O fato de o Frente Amplio ter maioria no Senado, mas não na Câmara dos Deputados, tem causado temor em setores da esquerda uruguaia de que tanto a relação cordial que Mujica tinha com Manini quanto a que seu sucessor, Yatmandú Orsi, mantém com o entorno do militar, leve o Frente Amplio a buscar o apoio dos dois senadores do Cabildo Abierto para aprovar seus orçamentos e leis no plenário. Se isso acontecer, poderá provocar uma dura crise no seio do Frente Amplio.

Mujica não foi o único dos muitos ex-líderes guerrilheiros que se tornaram presidentes com a chegada da democracia em países da América Latina e África a receber críticas de seus ex-companheiros de militância por sua metamorfose.

Nelson Mandela, líder do Congresso Nacional Africano (CNA) e da organização guerrilheira Umkhonti we Sizwe (MK – A Lança da Nação), experimentou isso pessoalmente, quando, após 27 anos de prisão, se tornou presidente da África do Sul. Muitos de seus ex-companheiros o criticaram por fazer muitas concessões àqueles que haviam sido cúmplices do apartheid, da opressão, da repressão brutal e dos crimes dos quais foi vítima durante décadas a maioria da população negra, da qual o próprio Mandela fazia parte.

O mesmo aconteceu com Dilma Rousseff, marxista como Mandela e Mujica, militante do grupo guerrilheiro Política Operária (Polop) e Comando de Libertação Nacional (COLINA), que também foi torturada e presa durante dois anos e acabaria se tornando presidente do Brasil. A esquerda radical questionava sua política de coexistência no poder com setores da direita, que foram precisamente os que acabariam traindo-a e protagonizando um golpe brando contra ela para derrubá-la.

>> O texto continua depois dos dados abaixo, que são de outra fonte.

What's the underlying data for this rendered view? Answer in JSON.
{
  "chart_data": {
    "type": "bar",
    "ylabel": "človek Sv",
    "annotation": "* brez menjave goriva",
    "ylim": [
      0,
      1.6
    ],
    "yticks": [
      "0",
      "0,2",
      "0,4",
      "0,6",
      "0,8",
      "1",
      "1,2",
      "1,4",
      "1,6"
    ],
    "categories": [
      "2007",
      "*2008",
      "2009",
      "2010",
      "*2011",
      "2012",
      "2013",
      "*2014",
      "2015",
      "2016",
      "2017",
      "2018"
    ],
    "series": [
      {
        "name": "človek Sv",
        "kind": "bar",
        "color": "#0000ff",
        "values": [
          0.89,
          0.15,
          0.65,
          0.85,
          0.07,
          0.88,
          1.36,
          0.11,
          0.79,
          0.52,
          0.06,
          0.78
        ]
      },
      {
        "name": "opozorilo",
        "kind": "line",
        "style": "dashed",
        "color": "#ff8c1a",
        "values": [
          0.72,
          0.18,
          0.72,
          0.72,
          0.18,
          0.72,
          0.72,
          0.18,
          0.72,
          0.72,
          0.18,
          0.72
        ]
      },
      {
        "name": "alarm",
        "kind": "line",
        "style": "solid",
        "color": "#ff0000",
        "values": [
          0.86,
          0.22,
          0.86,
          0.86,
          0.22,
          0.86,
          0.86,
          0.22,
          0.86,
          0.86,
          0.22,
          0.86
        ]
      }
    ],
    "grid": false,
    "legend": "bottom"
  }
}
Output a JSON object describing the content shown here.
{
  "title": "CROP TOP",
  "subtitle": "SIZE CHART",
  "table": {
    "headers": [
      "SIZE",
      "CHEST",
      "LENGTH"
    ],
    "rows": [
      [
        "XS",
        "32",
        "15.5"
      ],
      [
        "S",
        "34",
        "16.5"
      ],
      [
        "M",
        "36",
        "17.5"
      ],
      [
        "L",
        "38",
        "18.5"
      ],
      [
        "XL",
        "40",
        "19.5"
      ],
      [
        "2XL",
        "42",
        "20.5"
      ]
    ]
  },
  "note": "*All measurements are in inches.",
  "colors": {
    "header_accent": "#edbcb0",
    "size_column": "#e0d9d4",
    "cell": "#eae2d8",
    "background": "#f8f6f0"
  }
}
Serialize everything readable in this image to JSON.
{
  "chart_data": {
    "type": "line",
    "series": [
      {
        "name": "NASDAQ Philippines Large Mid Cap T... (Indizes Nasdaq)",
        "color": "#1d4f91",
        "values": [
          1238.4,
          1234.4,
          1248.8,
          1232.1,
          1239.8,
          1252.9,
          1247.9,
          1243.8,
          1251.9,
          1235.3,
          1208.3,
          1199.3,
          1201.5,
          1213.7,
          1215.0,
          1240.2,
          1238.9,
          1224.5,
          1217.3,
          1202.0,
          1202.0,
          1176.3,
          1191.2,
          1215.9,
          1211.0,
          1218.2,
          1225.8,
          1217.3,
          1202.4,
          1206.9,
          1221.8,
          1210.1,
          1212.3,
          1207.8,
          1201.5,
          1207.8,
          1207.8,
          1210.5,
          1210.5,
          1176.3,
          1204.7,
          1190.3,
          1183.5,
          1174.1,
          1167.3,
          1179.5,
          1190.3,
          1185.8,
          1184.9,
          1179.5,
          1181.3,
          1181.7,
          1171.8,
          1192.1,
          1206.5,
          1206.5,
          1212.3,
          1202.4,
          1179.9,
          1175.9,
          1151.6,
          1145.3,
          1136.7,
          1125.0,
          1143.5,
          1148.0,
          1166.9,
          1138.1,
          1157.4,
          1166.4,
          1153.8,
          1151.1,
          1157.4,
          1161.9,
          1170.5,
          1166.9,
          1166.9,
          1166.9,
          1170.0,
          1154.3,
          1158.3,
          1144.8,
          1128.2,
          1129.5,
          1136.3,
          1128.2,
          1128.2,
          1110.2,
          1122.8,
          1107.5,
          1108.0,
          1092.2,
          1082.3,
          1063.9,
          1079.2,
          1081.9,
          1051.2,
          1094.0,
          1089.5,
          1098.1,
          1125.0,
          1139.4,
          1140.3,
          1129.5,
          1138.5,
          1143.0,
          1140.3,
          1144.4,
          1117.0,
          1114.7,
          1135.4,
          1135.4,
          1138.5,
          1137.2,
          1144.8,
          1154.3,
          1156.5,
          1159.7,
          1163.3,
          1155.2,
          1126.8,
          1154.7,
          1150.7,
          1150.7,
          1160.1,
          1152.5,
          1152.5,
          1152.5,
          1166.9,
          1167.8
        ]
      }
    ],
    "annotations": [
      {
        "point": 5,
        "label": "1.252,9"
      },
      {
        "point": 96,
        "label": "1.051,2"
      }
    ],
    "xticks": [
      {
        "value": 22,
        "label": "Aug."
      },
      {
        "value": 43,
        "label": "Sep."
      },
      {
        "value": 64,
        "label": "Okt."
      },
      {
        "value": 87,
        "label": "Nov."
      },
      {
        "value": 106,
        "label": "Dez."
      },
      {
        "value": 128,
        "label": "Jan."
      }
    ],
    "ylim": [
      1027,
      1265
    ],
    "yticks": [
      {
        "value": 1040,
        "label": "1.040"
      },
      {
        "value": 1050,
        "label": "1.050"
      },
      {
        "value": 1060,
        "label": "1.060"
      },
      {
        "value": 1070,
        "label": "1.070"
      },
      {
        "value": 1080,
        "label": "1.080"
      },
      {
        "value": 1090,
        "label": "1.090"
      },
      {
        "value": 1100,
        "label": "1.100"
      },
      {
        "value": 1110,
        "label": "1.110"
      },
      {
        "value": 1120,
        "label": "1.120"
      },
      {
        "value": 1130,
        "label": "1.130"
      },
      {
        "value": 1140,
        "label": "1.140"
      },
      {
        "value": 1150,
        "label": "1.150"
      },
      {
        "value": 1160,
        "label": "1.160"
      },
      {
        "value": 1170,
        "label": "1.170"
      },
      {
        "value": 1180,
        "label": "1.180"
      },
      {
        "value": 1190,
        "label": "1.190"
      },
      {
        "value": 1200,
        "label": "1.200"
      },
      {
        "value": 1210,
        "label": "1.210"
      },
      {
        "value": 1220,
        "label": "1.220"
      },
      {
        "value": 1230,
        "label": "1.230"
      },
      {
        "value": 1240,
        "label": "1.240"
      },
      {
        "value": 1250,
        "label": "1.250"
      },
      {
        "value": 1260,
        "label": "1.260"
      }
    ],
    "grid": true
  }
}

Como a maioria dos países da América Latina e do Caribe que sofreram ditaduras militares sangrentas financiadas e armadas pelo império norte-americano, o Uruguai também não conseguiu saldar suas contas com os repressores e muitos dos que lutaram contra eles, como Pepe Mujica, entendem que “há dívidas que nunca poderão ser cobradas; elas ficam na mochila”.

Com seu humor mordaz e ironia, disse o velho guerrilheiro em um discurso aos seus em novembro de 2018, depois de pedir que lutassem pela unidade da esquerda e quando já parecia começar a ver ao longe a sombra da morte: “Quero dizer-lhes, companheiros, do fundo do coração, que quando chegar a última viagem, e porque amo a vida apesar de todas as dores, gostaria de dizer àquele que nos leva para o outro lado: ‘Por favor, mais uma rodada!’”.